For the first part, I was given the hint that says to define the curve $c$ as a composition of two maps, $(a,b)\rightarrow U\rightarrow X$ where $\phi: U\rightarrow X$ is a local parametrization around $x\in X$ with $\phi(y)=x$, and the map $\gamma: (a,b)\rightarrow U$ is given by $t\mapsto tu+y$ for a suitable $u$.

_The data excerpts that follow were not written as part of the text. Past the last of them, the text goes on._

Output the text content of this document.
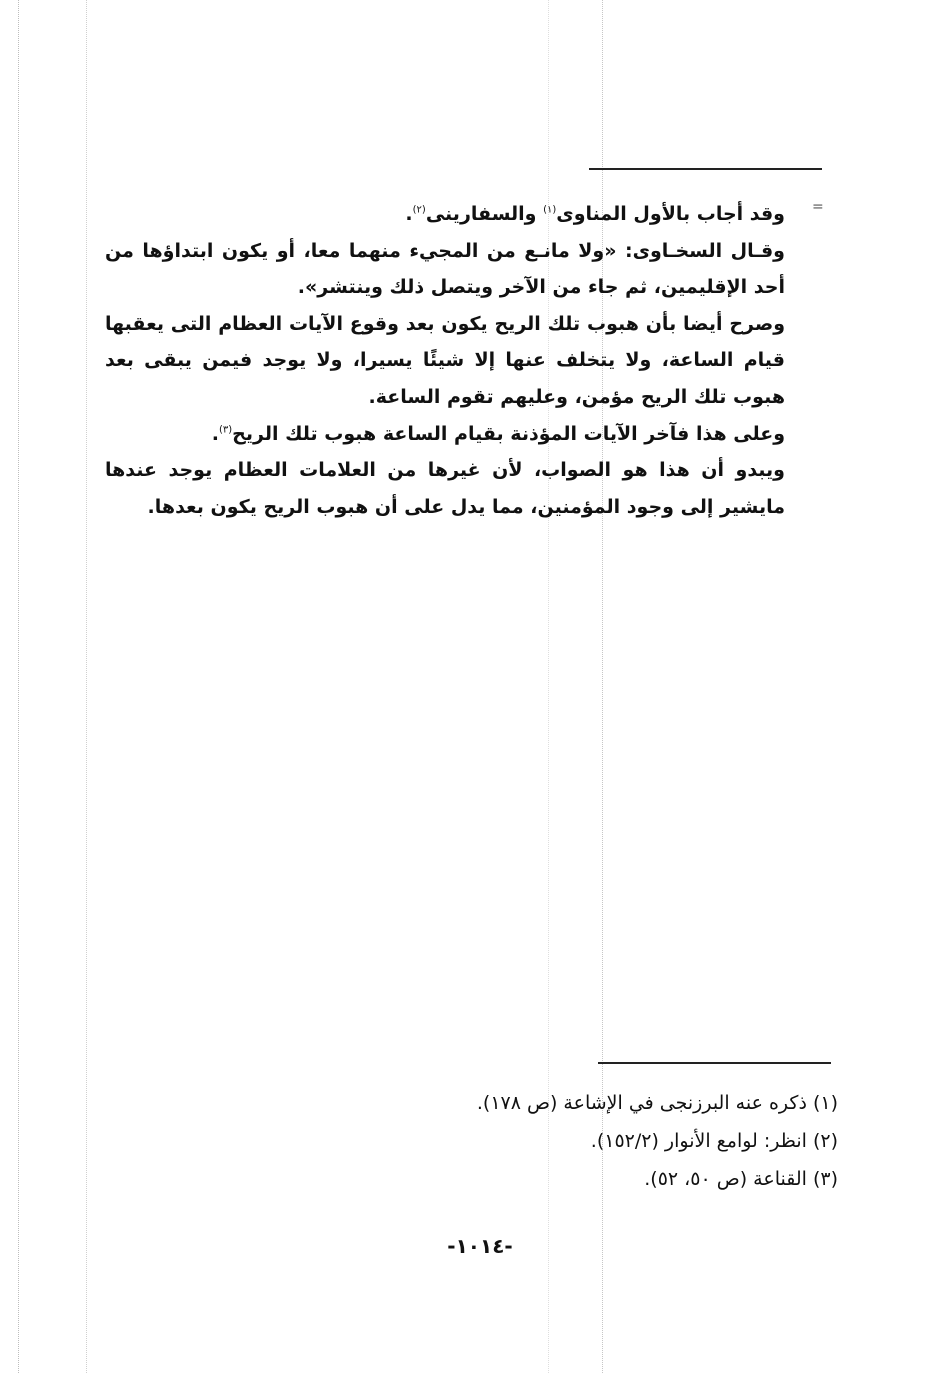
=

وقد أجاب بالأول المناوى$^{(١)}$ والسفارينى$^{(٢)}$.

وقـال السخـاوى: «ولا مانـع من المجيء منهما معا، أو يكون ابتداؤها من أحد الإقليمين، ثم جاء من الآخر ويتصل ذلك وينتشر».

وصرح أيضا بأن هبوب تلك الريح يكون بعد وقوع الآيات العظام التى يعقبها قيام الساعة، ولا يتخلف عنها إلا شيئًا يسيرا، ولا يوجد فيمن يبقى بعد هبوب تلك الريح مؤمن، وعليهم تقوم الساعة.

وعلى هذا فآخر الآيات المؤذنة بقيام الساعة هبوب تلك الريح$^{(٣)}$.

ويبدو أن هذا هو الصواب، لأن غيرها من العلامات العظام يوجد عندها مايشير إلى وجود المؤمنين، مما يدل على أن هبوب الريح يكون بعدها.

(١) ذكره عنه البرزنجى في الإشاعة (ص ١٧٨).

(٢) انظر: لوامع الأنوار (١٥٢/٢).

(٣) القناعة (ص ٥٠، ٥٢).

-١٠١٤-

I have problems with filling the details into this hint. So given $v\in T_x(X)$, it lies, by definition, in the image of $d\phi_y$. So $v=d\phi_yu$. This $u$ can be chosen to lie in $u$ since $d\phi_y$ is an isomorphism (because $\phi$ is a diffeomorphism). But I don't understand why $tu$ will lie in $U$ when $t$ lies in a suitable interval $(a,b)$? $U$ need not be a vector subspace of the ambient space $\mathbb R^k.$ Modulo this fact, everything is clear, since $$d(\phi\circ \gamma)_0=d\phi_y\circ d\gamma_0$$ and $$d(\phi\circ \gamma)_0(1)=d\phi_y(d\gamma_0(1))=d\phi_yu=v.$$
Also, how to prove the converse? If $v=dc/dt(t_0)=dc_{t_0}(1)$, then $v$ certainly lies in the image of $dc_{t_0}$. But to show that $v\in T_x(X)$, we need to show that $v$ lies in the image of the differential of some local parametrization at some point.
Remark that if $(U,f)$ is a chart which contains $x_0$, $f:U\rightarrow f(U)\subset \mathbb{R}^n$ is a diffeomorphism and $df_{x_0}^{-1}$ is a diffeomorphism, so it is enough to show that the result is true of an open subset of $\mathbb{R}^n$.